Museu Nacional recebe de volta negativos em vidro após mais de um século

Museu Nacional

O Museu Nacional recebeu de volta um conjunto raro de negativos fotográficos em vidro que permaneceu preservado pela Fundação Biblioteca Nacional por mais de 100 anos. As peças retornam ao acervo da instituição no Rio de Janeiro e passam a integrar a coleção da Seção de Memória e Arquivo, conhecida como Semear.

Os registros foram utilizados pelo antropólogo Edgard Roquette-Pinto em uma conferência realizada na Biblioteca Nacional. As imagens também foram reproduzidas na publicação da fala do pesquisador, em 1913, nos anais da instituição, permanecendo sob guarda da Biblioteca como material de apoio ao longo de mais de um século.

Ao todo, o conjunto é formado por oito negativos de vidro e uma lanterna slide. As imagens retratam culturas indígenas, elementos da natureza e exemplares ligados à pesquisa científica.
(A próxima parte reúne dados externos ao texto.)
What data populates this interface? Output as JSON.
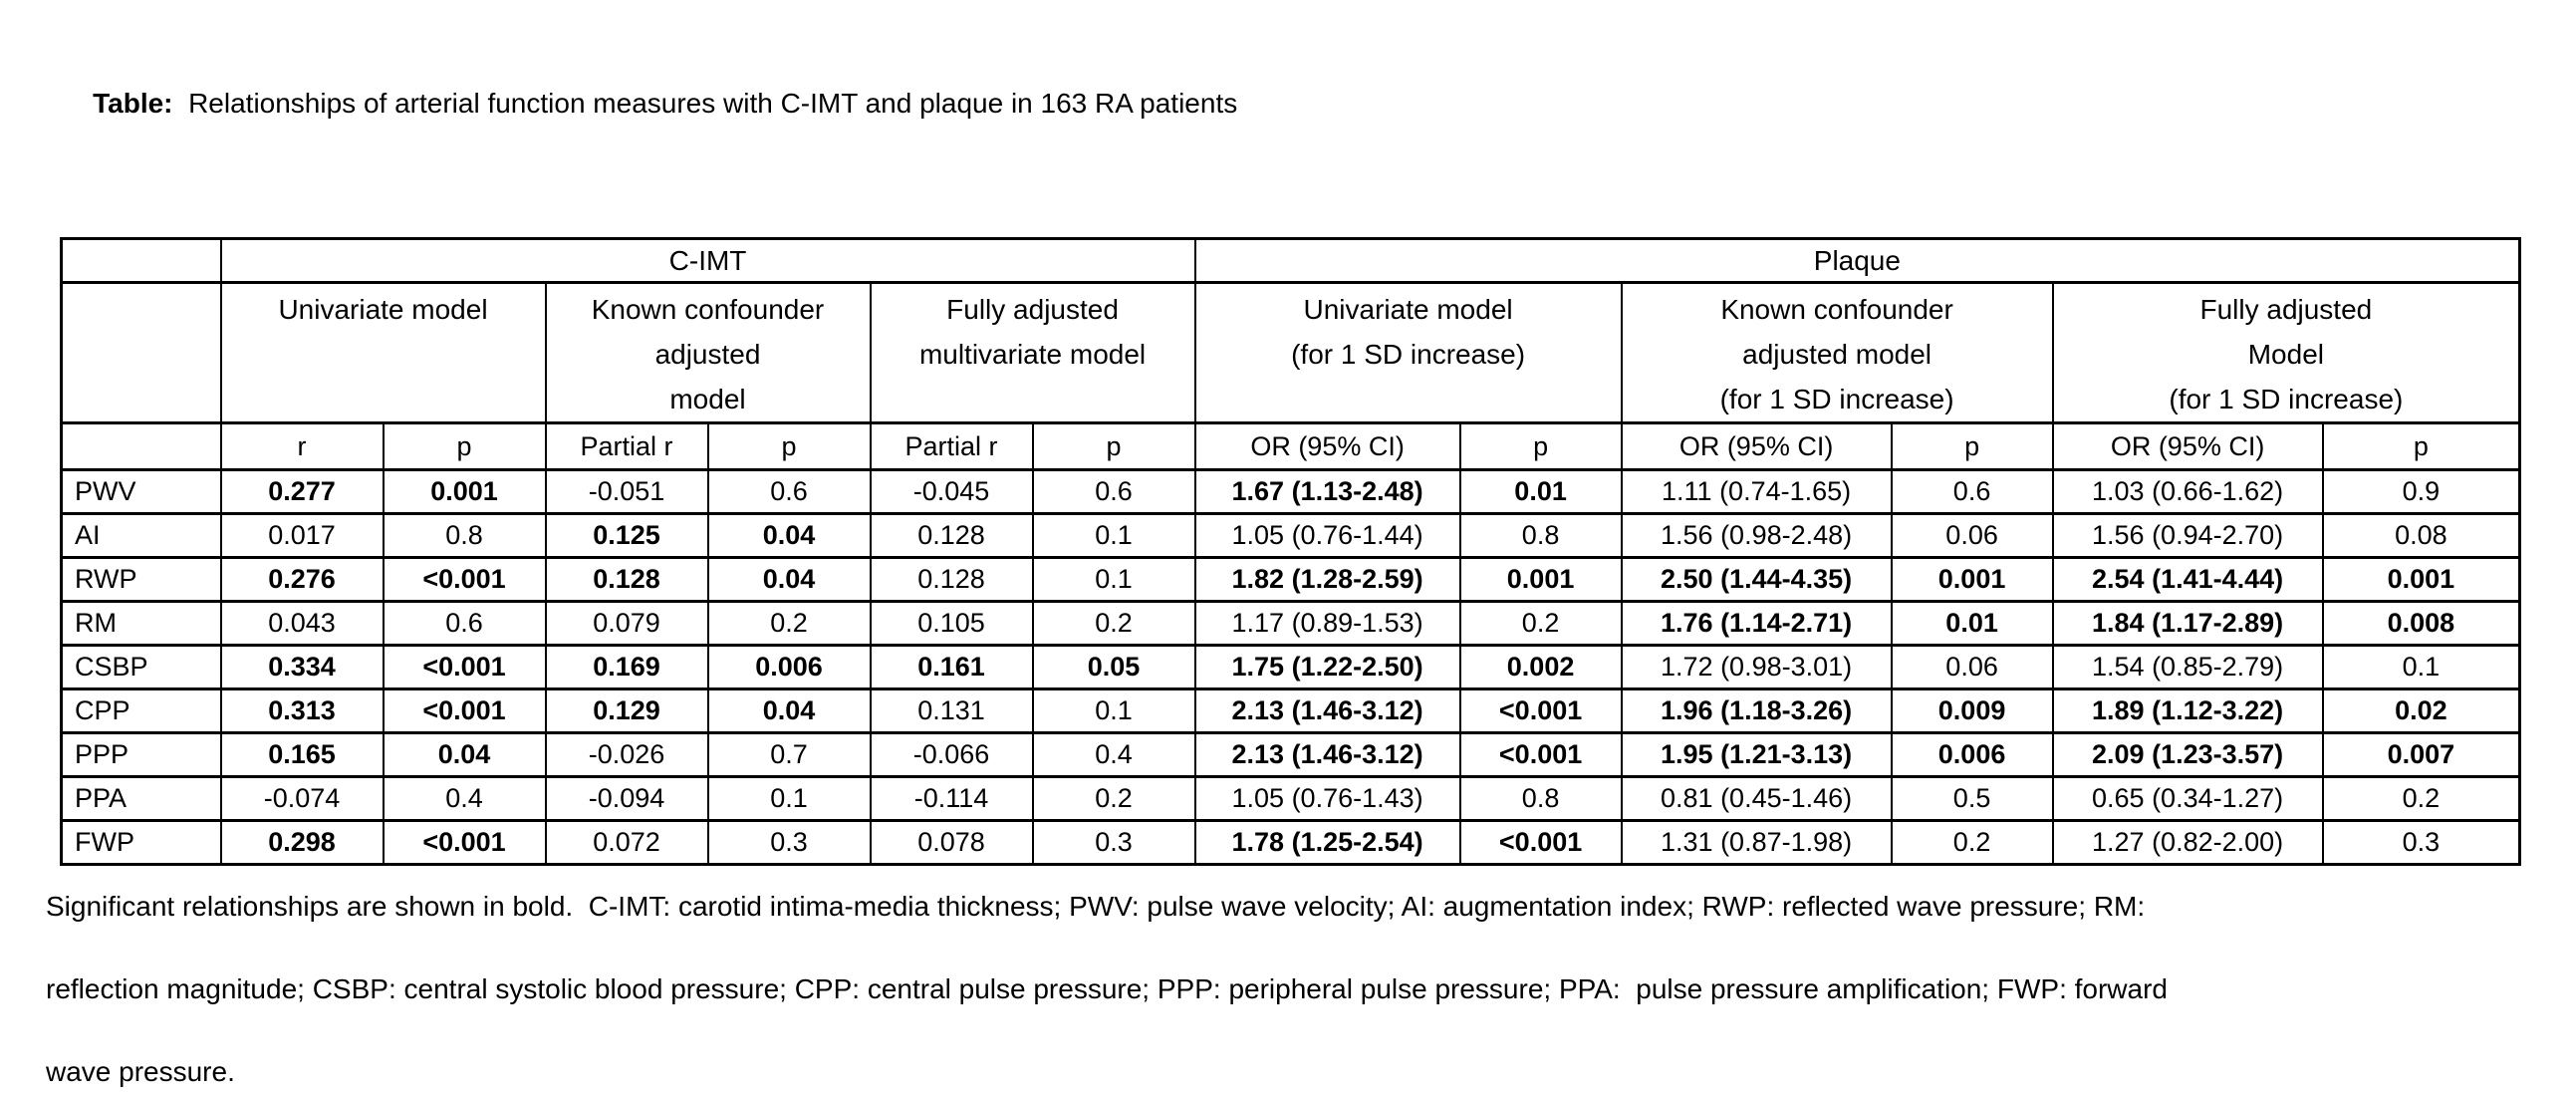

Esse tipo de chapa fotográfica era usado como uma espécie de matriz para a produção de fotografias positivas em papel.

Entre os itens que voltam ao acervo estão os negativos intitulados Desenhos simbólicos dos índios Bakairis, segundo Von den Steinen; Zoolito dos Sambaquis de Santa Catarina; Índios Mauhá – viagem filosófica, de Alexandre Rodrigues Ferreira; Cephalopterus ornatus; Maloca dos índios Curutús do Rio Negro; Tartaruga sp.; K. von den Steinen e seus companheiros da Expedição Alemã, de 1884; Iararaca dos Parecis; e Cabeça do último índio Cambeba (Deformação simétrica alongada).

Para o Museu Nacional, a restituição dos registros representa um marco simbólico no processo de recomposição de sua memória científica. As imagens são consideradas documentos históricos de grande valor, por preservarem aspectos da ciência, da cultura e das práticas institucionais que marcaram a trajetória da instituição.
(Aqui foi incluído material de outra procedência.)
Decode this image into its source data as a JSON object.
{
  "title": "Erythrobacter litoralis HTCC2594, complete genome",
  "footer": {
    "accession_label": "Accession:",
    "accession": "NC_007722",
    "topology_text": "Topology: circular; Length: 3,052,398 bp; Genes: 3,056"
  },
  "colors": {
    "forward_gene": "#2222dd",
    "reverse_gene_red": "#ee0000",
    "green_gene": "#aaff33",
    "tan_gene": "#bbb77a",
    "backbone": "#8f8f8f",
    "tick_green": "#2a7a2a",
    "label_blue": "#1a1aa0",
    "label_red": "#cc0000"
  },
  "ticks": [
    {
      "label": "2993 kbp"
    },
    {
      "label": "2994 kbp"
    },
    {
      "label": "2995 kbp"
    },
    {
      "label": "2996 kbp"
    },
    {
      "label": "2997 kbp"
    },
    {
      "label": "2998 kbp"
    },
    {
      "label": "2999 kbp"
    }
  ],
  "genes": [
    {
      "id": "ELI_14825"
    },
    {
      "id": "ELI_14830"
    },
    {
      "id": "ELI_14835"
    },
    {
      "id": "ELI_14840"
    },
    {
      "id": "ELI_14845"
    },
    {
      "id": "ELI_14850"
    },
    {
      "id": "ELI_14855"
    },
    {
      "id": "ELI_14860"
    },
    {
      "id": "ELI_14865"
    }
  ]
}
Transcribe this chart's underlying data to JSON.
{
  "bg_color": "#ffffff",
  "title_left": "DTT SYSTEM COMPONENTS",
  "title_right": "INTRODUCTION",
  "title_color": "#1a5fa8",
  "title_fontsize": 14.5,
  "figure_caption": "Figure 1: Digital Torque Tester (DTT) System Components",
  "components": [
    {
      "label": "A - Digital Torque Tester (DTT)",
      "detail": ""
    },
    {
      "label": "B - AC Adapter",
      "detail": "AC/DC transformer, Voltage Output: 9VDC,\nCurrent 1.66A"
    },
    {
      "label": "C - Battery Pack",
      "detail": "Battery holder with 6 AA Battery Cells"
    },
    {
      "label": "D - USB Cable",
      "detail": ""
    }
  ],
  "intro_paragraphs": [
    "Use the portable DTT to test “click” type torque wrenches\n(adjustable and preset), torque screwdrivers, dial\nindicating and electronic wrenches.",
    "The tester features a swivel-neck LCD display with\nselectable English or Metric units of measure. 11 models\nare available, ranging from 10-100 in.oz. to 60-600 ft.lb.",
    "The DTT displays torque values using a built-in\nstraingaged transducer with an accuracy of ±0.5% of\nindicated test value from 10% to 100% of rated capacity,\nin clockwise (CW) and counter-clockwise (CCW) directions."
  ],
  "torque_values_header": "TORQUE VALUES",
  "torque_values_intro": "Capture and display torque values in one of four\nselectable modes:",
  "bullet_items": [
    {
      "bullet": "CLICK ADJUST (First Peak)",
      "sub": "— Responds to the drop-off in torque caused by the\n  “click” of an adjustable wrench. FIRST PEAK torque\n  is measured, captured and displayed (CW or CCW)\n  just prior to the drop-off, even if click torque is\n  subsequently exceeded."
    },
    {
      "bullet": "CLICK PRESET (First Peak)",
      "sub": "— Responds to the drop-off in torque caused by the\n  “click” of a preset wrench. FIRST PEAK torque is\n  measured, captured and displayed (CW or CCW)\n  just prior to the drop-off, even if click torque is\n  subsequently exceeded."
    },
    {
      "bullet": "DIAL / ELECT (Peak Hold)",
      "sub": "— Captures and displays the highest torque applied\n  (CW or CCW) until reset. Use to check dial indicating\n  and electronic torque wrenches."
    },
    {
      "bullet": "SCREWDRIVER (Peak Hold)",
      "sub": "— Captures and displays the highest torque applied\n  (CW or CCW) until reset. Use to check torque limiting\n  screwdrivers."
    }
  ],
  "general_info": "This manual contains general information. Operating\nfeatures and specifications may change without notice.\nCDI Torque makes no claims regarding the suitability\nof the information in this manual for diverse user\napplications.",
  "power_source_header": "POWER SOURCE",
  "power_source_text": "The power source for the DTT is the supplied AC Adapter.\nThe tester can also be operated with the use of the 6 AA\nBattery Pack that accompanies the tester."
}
O retorno do material também ganha relevância no contexto da reconstrução do acervo após o incêndio de 2018, que destruiu parte expressiva das coleções do museu. A antiga coleção de negativos em vidro do Museu Nacional foi perdida no episódio, sendo hoje conhecida apenas por meio de registros documentais.

Segundo o diretor do Museu Nacional/UFRJ, Ronaldo Fernandes, a cooperação entre instituições tem papel essencial na preservação e recomposição do acervo. Ele destacou que o trabalho é conduzido com empenho tanto pelas equipes internas quanto por diferentes esferas coletivas.

“A incorporação dos negativos em vidro ao acervo do Museu Nacional simboliza a força dessa cooperação e o compromisso compartilhado com a preservação de um patrimônio de enorme relevância histórica, científica e cultural para o Brasil”, disse Ronaldo Fernandes.

A mediação para a devolução foi conduzida por Jorge Dias, chefe da Seção de Memória e Arquivo do Semear. Ele recebeu a informação de que havia, na Fundação Biblioteca Nacional, negativos fotográficos em vidro relacionados ao acervo histórico do museu.

A identificação e a análise das imagens foram realizadas pela equipe técnica do Semear, com participação do historiador Gustavo Alves Cardoso Moreira e da conservadora-restauradora Ana Luiza Castro do Amaral, chefe do Laboratório Central de Conservação e Restauro.

O grupo fez associações entre os negativos preservados pela Biblioteca Nacional, a coleção histórica de pranchas fotográficas e a antiga coleção de negativos em vidro do Museu Nacional. O trabalho permitiu reconhecer a importância do conjunto para a memória científica e institucional da universidade.

Para Jorge Dias, o retorno dos negativos representa um reencontro do museu com partes fundamentais de sua própria história.

“Cada negativo preservado nesses vidros carrega não apenas registros visuais, mas também memórias de pesquisa, de encontros interculturais e de práticas acadêmicas que ajudaram a construir a trajetória da ciência no Brasil”, afirmou o pesquisador.

Com a incorporação ao acervo, os negativos passam a contribuir para novas pesquisas e para o fortalecimento das ações de preservação da memória científica brasileira. Mais de um século depois, as imagens voltam ao lugar de origem como parte de um esforço contínuo para recuperar, proteger e valorizar a história do Museu Nacional.